The air from the central gazebo fumes thickly with aromatic ash, while the grownups on stage sing some vague approximation of a children’s Clean-Up song.  Nativist musicians in jaguar garb keep simple rhythm with a tom-tom drum and thirty stomping pairs of shell-laced ankles.  Others wave indigo banners, strum two chords on tiny guitars, and flail their feathered headdresses, white shawls, and crimson sashes.

These believers have picked quite a day for their pagan celebration on the Plaza, as today happens to be the Catholic feast of the town’s patron saint, San Jose Obrero.  Tony and I are intrigued by the prospect of yet another public showdown between the Catholics and the Aztec, La Triple Alianza.  It has been this way for 500 years.

A conch bellows, a wooden flute trills.  One exuberant young reveler, wrapped in some kind of sumo trunks and nothing else, wields a painted gourd-like instrument with twelve strings, none of them in tune, but no matter—neither are the accompanying voices, which chant fervently, like enraptured Hare Krishnas.  The smoldering urn in the center flares up with an onshore gust, reducing visibility in the gazebo to a blue haze and causing surrounding spectators to cover their mouths.

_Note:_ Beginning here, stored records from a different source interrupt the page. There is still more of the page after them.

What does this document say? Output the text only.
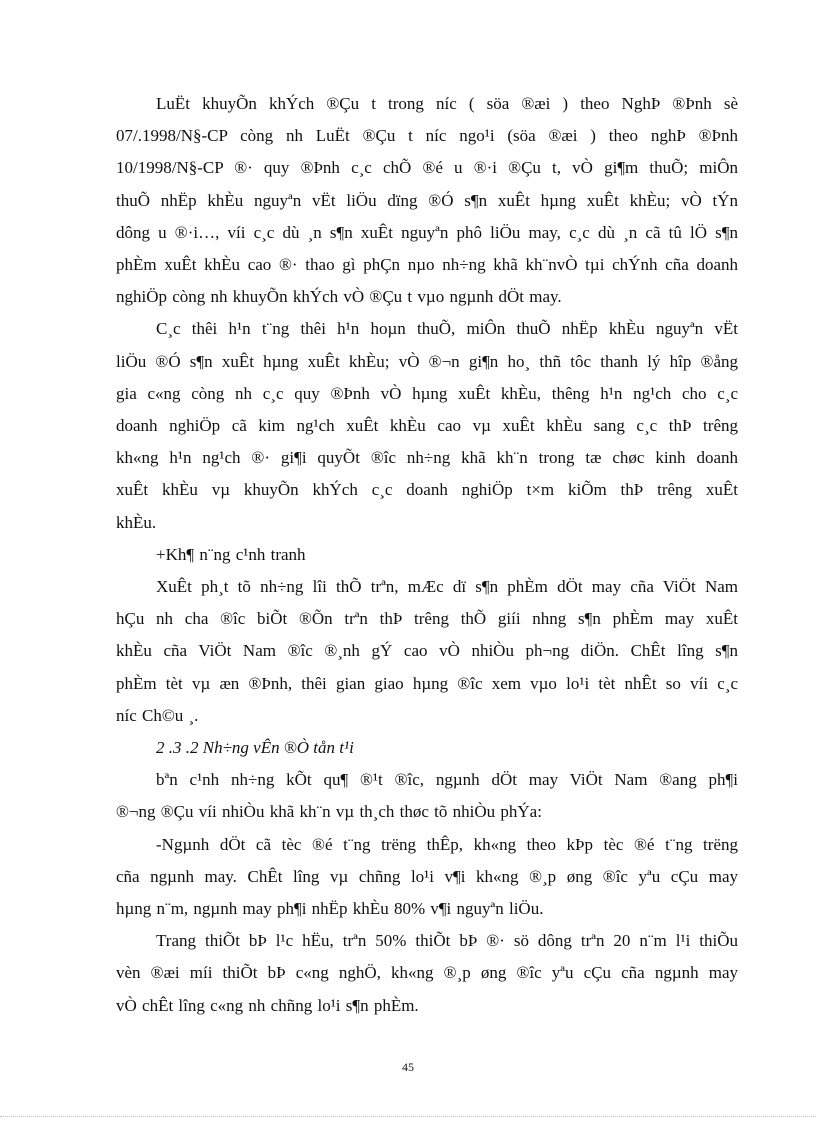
LuËt khuyÕn khÝch ®Çu t trong níc ( söa ®æi ) theo NghÞ ®Þnh sè
07/.1998/N§-CP còng nh LuËt ®Çu t níc ngo¹i (söa ®æi ) theo nghÞ ®Þnh
10/1998/N§-CP ®· quy ®Þnh c¸c chÕ ®é u ®·i ®Çu t, vÒ gi¶m thuÕ; miÔn
thuÕ nhËp khÈu nguyªn vËt liÖu dïng ®Ó s¶n xuÊt hµng xuÊt khÈu; vÒ tÝn
dông u ®·i…, víi c¸c dù ¸n s¶n xuÊt nguyªn phô liÖu may, c¸c dù ¸n cã tû lÖ s¶n
phÈm xuÊt khÈu cao ®· thao gì phÇn nµo nh÷ng khã kh¨nvÒ tµi chÝnh cña doanh
nghiÖp còng nh khuyÕn khÝch vÒ ®Çu t vµo ngµnh dÖt may.
C¸c thêi h¹n t¨ng thêi h¹n hoµn thuÕ, miÔn thuÕ nhËp khÈu nguyªn vËt
liÖu ®Ó s¶n xuÊt hµng xuÊt khÈu; vÒ ®¬n gi¶n ho¸ thñ tôc thanh lý hîp ®ång
gia c«ng còng nh c¸c quy ®Þnh vÒ hµng xuÊt khÈu, thêng h¹n ng¹ch cho c¸c
doanh nghiÖp cã kim ng¹ch xuÊt khÈu cao vµ xuÊt khÈu sang c¸c thÞ trêng
kh«ng h¹n ng¹ch ®· gi¶i quyÕt ®îc nh÷ng khã kh¨n trong tæ chøc kinh doanh
xuÊt khÈu vµ khuyÕn khÝch c¸c doanh nghiÖp t×m kiÕm thÞ trêng xuÊt
khÈu.
+Kh¶ n¨ng c¹nh tranh
XuÊt ph¸t tõ nh÷ng lîi thÕ trªn, mÆc dï s¶n phÈm dÖt may cña ViÖt Nam
hÇu nh cha ®îc biÕt ®Õn trªn thÞ trêng thÕ giíi nhng s¶n phÈm may xuÊt
khÈu cña ViÖt Nam ®îc ®¸nh gÝ cao vÒ nhiÒu ph¬ng diÖn. ChÊt lîng s¶n
phÈm tèt vµ æn ®Þnh, thêi gian giao hµng ®îc xem vµo lo¹i tèt nhÊt so víi c¸c
níc Ch©u ¸.
2 .3 .2 Nh÷ng vÊn ®Ò tån t¹i
bªn c¹nh nh÷ng kÕt qu¶ ®¹t ®îc, ngµnh dÖt may ViÖt Nam ®ang ph¶i
®¬ng ®Çu víi nhiÒu khã kh¨n vµ th¸ch thøc tõ nhiÒu phÝa:
-Ngµnh dÖt cã tèc ®é t¨ng trëng thÊp, kh«ng theo kÞp tèc ®é t¨ng trëng
cña ngµnh may. ChÊt lîng vµ chñng lo¹i v¶i kh«ng ®¸p øng ®îc yªu cÇu may
hµng n¨m, ngµnh may ph¶i nhËp khÈu 80% v¶i nguyªn liÖu.
Trang thiÕt bÞ l¹c hËu, trªn 50% thiÕt bÞ ®· sö dông trªn 20 n¨m l¹i thiÕu
vèn ®æi míi thiÕt bÞ c«ng nghÖ, kh«ng ®¸p øng ®îc yªu cÇu cña ngµnh may
vÒ chÊt lîng c«ng nh chñng lo¹i s¶n phÈm.
45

Then the Catholics arrive, this time not on frightening ships but on sandaled foot, in procession and with purpose, down Calle Rojo Gomez.  San Jose’s bell chimes furiously and refuses to stop, as a dozen old ladies and a couple of husbands march around the Plaza, then to the steps of the church, where the priest waits.  The husbands are in dirty overalls.  They have skipped work to be here, to honor the carpenter Jose Obrero, El Patron, saint for all laborers.  The ladies wear long flowing skirts with floral hems and flowers in their hair—no singing, no chanting, No Es Necesario, for the giant tolling bell takes care of that.

The Aztecas raise the volume to be heard in the metallic din, but to no avail.  The weight of the bell, like the weight of history itself, drowns the native voices.  The resident one-legged grackle circles the gazebo for crumbs in the eventual aftermath.

The airy church is decorated for the holy day with Mexican flags and white ribbons.  The priest welcomes his congregation to receive mass.  Prayer candles flicker in the warm breeze, as partitioners rise, then sit, then kneel, then rise again before falling again, in unison, as trained.  Outside, there is more ankle rattling and sing-song recitation, but not much more.  The culture clash of two worlds, one old and the other older, remains a stalemate for today.

The nervous Jehova’s Witness couple from the deep south retreats from their usual bench on the Plaza, mumbling in English and carting away their flimsy literature display.  It is possible they have never before felt more outnumbered by believers.